I can feel the heat from his body, he’s so close.
He rests his elbows on his knees. He really is a beautiful person. It’s hard not to stare at people like him. But I think his charisma comes more from the way he carries himself than how he looks. He may have an artistic side.
There’s definitely a quiet aspect to him that makes him seem introspective. Or maybe he’s just guarded.
Whatever it is that makes him up as a whole, I find myself viewing him as a project I want to take on. A challenge. I want to crack him open and see what’s inside him that makes him the only person on the planet I’m genuinely curious about.
Samson runs a thumb across his bottom lip, so naturally I’m already staring at his mouth when he begins to speak. “There was this fisherman who used to come around a lot,” he says. “His name was Rake. He lived on his boat and would go up and down the coast from here to South Padre. Sometimes he’d anchor his boat right out there and swim up to the beach and join random people at their cookouts. I don’t remember a whole lot about him, but I remember he used to write poems on scraps of paper and give them to people. I think that’s what fascinated me the most about him. He was this fearless fisherman who wrote poetry.” He smiles when he says that. “I remember thinking he was some kind of untouchable mythical creature.” Samson’s smile fades, and he pauses for a moment. “Hurricane Ike hit in 2008. It destroyed most of the island. I was helping with the cleanup and I found Rake’s boat toward the end of the peninsula in Gilchrist. It was in shreds.” He fingers his necklace, looking down at it. “I took a piece of the boat and made this necklace out of it.”

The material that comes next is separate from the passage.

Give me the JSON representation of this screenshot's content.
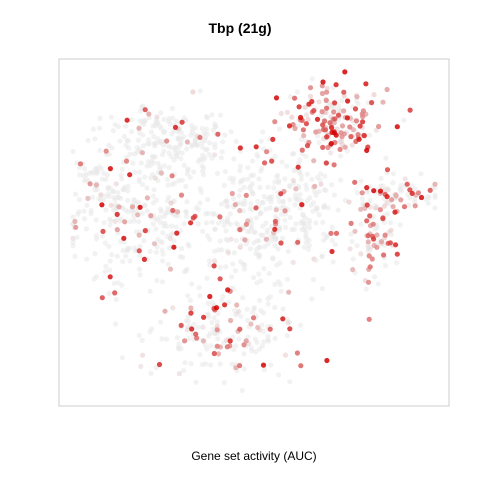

He keeps his fingers on his necklace and looks back out at the ocean, sliding the piece of wood back and forth through the cord.
“What happened to Rake?”
Samson faces me. “I don’t know. He wasn’t technically a resident of the area, so he wasn’t counted among the missing or dead. But he never would have abandoned that boat, even during a hurricane. I don’t know that people actively searched for him, to be honest. I’m not even sure anyone noticed he was missing after the hurricane.”
“You noticed.”
Samson’s expression changes when I say that. There’s a sadness in him and a little bit of it seeps out. I don’t like it because apparently sadness is what I connect with. I feel like he’s tugging at my soul with that look.
Samson isn’t at all who I thought he was when I met him. I don’t know how to process that. Admitting he’s nothing like I assumed he was makes me disappointed in myself. I’ve never looked at myself as judgmental, but I think I am. I judged him. I judged Sara.
I look away from Samson and stand up. I step down onto the lower level of the roof and turn around when I reach the window. We exchange a stare that lasts for about five silent seconds. “I was wrong about you.”